Mustapa was commenting on fears and resistance by some quarters that pacts like the ASEAN Economic Community (AEC) and Trans-Pacific Partnership Agreement (TPPA) would put locals at the losing end.
"For instance, there is fear that the people in general will be deprived of jobs once the AEC kicks in next year and property prices will go up following the TPPA. These fears are unfounded."
He added that the International Trade and Industry Ministry (Miti) had embarked on initiatives to engage Malaysians on these issues, given that the AEC was slated to be implemented as early as next year.
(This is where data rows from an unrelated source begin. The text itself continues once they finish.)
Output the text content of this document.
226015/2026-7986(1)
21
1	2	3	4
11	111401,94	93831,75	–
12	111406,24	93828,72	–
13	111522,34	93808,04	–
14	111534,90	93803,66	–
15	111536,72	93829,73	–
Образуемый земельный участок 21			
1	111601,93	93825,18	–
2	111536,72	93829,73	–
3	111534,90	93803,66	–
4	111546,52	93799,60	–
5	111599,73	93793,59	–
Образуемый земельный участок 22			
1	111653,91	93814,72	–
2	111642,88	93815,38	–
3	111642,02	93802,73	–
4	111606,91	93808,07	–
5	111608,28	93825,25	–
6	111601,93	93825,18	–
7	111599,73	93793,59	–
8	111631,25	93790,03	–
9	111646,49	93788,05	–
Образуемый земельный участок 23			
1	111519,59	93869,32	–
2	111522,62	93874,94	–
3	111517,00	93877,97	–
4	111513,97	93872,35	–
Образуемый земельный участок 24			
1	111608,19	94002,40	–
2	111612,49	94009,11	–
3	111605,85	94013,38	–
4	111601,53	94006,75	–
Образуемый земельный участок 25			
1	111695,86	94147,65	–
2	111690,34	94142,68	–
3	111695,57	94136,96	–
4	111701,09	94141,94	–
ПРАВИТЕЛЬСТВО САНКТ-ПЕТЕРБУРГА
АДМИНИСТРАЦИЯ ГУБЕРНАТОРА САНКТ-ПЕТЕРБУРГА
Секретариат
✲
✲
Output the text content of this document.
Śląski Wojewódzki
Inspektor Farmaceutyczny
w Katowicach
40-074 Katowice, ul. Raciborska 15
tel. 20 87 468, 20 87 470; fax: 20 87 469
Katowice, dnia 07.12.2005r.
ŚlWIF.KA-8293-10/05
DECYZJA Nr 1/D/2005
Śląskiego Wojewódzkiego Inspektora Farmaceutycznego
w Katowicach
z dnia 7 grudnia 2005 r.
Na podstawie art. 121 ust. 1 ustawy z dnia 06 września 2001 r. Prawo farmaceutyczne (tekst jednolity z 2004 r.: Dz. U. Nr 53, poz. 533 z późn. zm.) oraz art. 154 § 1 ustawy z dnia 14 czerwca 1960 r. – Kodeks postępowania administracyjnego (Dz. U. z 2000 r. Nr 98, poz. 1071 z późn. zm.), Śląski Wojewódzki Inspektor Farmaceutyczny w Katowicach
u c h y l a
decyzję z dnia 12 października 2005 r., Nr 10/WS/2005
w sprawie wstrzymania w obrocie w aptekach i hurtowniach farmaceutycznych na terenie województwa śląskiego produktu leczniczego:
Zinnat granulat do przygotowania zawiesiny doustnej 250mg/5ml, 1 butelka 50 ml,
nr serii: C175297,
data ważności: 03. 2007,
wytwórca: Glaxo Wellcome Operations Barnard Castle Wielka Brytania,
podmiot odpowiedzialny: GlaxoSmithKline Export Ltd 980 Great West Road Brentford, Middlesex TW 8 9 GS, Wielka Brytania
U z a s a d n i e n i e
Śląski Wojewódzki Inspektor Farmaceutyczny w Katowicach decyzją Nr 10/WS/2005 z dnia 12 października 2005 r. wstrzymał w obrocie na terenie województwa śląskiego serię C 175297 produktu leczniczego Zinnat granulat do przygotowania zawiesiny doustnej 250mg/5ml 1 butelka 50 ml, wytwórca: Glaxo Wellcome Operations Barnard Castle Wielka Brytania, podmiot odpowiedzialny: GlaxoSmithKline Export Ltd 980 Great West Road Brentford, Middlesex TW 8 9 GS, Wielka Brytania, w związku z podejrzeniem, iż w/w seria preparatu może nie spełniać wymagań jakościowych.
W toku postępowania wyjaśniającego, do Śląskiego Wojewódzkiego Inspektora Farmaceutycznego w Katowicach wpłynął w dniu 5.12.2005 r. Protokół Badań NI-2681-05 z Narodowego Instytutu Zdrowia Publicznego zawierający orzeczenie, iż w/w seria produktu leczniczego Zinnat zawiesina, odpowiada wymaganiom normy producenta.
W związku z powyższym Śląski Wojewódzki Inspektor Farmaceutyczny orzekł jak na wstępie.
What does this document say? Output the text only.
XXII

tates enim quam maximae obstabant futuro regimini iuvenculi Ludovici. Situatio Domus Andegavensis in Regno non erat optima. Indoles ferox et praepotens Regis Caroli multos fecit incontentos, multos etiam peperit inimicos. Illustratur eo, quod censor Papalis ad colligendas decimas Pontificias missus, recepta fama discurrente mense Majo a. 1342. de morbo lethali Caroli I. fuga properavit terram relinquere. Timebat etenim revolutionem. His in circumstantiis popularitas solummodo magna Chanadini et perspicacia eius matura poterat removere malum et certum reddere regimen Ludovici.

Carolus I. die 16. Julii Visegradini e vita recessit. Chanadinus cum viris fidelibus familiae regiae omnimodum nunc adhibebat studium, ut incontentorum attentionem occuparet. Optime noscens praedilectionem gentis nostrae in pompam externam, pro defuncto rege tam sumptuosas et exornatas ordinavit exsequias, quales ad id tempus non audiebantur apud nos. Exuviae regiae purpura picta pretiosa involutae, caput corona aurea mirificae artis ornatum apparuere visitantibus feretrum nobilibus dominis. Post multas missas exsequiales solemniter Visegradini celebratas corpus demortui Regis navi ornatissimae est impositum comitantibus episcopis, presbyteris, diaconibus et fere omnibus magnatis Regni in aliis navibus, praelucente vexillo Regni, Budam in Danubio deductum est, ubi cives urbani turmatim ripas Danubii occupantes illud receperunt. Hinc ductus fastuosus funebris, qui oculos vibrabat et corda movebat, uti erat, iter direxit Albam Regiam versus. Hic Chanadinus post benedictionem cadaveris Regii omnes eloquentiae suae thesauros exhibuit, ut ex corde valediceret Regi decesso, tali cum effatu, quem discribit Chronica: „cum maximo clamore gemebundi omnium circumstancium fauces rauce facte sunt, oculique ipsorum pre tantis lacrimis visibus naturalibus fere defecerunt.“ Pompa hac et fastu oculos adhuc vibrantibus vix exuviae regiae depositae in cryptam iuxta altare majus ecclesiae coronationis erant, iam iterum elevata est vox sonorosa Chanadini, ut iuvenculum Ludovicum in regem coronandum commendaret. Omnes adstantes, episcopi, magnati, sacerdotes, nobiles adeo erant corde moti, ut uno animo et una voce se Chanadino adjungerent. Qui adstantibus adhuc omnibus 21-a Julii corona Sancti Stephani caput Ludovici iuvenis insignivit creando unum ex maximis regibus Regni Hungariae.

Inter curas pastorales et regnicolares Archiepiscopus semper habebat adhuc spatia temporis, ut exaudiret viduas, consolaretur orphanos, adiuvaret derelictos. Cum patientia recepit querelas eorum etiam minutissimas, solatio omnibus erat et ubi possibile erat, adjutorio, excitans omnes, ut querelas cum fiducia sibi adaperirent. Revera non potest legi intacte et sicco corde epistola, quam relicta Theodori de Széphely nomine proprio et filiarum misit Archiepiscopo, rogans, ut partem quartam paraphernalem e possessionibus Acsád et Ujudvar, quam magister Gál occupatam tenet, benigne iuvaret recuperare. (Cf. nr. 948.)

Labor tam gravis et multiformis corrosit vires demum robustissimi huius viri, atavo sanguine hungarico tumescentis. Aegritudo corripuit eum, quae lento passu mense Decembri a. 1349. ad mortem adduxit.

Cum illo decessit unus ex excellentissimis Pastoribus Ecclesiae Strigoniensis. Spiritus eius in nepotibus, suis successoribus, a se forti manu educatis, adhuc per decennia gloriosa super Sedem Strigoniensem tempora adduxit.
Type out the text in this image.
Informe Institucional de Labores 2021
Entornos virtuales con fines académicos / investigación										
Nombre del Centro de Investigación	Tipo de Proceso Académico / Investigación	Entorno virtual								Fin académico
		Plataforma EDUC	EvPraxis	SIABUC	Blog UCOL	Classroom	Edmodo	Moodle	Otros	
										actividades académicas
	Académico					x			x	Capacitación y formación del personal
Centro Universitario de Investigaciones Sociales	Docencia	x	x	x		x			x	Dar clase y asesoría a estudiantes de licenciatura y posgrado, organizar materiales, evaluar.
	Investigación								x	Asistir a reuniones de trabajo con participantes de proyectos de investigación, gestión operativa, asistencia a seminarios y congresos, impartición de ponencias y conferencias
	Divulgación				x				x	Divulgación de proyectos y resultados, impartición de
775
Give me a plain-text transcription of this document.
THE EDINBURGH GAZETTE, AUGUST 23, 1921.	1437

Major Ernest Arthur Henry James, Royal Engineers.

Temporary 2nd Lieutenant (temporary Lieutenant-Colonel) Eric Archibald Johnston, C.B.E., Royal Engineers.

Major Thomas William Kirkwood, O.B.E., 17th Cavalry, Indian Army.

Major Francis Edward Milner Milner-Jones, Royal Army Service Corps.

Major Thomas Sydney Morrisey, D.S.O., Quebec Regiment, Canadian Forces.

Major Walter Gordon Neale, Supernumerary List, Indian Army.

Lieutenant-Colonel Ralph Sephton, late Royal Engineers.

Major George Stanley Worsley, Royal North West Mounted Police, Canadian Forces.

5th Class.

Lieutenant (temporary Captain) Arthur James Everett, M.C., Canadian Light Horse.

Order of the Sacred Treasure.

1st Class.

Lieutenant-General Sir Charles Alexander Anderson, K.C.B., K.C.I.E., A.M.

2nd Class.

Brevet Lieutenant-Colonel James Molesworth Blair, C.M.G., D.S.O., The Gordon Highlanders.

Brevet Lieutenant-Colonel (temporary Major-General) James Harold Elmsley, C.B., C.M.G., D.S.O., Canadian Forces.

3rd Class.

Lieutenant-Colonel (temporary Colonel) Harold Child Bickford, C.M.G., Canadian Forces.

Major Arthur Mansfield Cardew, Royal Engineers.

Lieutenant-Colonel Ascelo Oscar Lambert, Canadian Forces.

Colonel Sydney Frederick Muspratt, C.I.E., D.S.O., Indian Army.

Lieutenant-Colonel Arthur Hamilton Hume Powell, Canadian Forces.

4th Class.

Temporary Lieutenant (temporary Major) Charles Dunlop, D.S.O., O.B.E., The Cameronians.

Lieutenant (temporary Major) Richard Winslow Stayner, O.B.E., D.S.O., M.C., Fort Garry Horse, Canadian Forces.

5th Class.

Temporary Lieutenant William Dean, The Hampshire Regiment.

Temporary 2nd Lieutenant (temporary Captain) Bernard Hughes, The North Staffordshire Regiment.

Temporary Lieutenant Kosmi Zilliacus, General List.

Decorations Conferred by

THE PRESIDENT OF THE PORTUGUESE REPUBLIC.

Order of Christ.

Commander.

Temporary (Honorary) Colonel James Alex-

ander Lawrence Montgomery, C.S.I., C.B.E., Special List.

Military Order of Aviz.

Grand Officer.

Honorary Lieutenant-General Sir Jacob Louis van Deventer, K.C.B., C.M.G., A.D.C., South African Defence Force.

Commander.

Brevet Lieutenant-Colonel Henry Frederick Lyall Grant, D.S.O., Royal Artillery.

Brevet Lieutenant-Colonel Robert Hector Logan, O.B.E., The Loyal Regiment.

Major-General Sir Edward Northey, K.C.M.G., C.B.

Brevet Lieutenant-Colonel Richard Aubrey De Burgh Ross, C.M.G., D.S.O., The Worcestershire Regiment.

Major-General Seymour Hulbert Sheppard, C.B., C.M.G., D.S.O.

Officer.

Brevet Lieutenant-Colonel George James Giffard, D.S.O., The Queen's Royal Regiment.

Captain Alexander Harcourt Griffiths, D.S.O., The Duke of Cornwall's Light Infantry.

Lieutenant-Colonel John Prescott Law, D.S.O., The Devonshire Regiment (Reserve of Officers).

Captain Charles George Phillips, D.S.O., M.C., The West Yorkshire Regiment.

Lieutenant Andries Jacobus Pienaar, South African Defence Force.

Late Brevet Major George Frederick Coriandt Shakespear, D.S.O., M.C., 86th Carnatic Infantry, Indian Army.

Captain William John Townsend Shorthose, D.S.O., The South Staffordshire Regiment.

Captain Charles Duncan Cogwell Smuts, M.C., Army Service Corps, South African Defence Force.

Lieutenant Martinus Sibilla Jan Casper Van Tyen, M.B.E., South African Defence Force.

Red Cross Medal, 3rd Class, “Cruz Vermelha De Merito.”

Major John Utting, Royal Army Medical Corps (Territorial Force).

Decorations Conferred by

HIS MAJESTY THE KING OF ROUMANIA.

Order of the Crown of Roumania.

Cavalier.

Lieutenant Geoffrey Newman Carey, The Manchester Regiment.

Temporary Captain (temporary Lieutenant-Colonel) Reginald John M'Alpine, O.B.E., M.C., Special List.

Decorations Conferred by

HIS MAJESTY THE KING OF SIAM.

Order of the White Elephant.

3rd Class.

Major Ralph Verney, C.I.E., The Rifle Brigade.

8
The AEC is ASEAN's target to achieve a single economic market by end-2015, and allows free movement of skilled labour within ASEAN member countries.
The TPPA, meanwhile, is a proposed free trade agreement (FTA) involving 12 countries, including the United States, Malaysia, Singapore, Vietnam, Canada, Australia, Japan, Peru, New Zealand, Chile, Mexico and Brunei that has been ongoing for the past five years.
"There have been a lot of cross-border investments within ASEAN countries by some of our biggest corporations. For instance, the Genting group has a presence in Singapore and Indonesia, while the YTL group, which has a presence in Singapore, is looking to venture into Indonesia. We want more of this."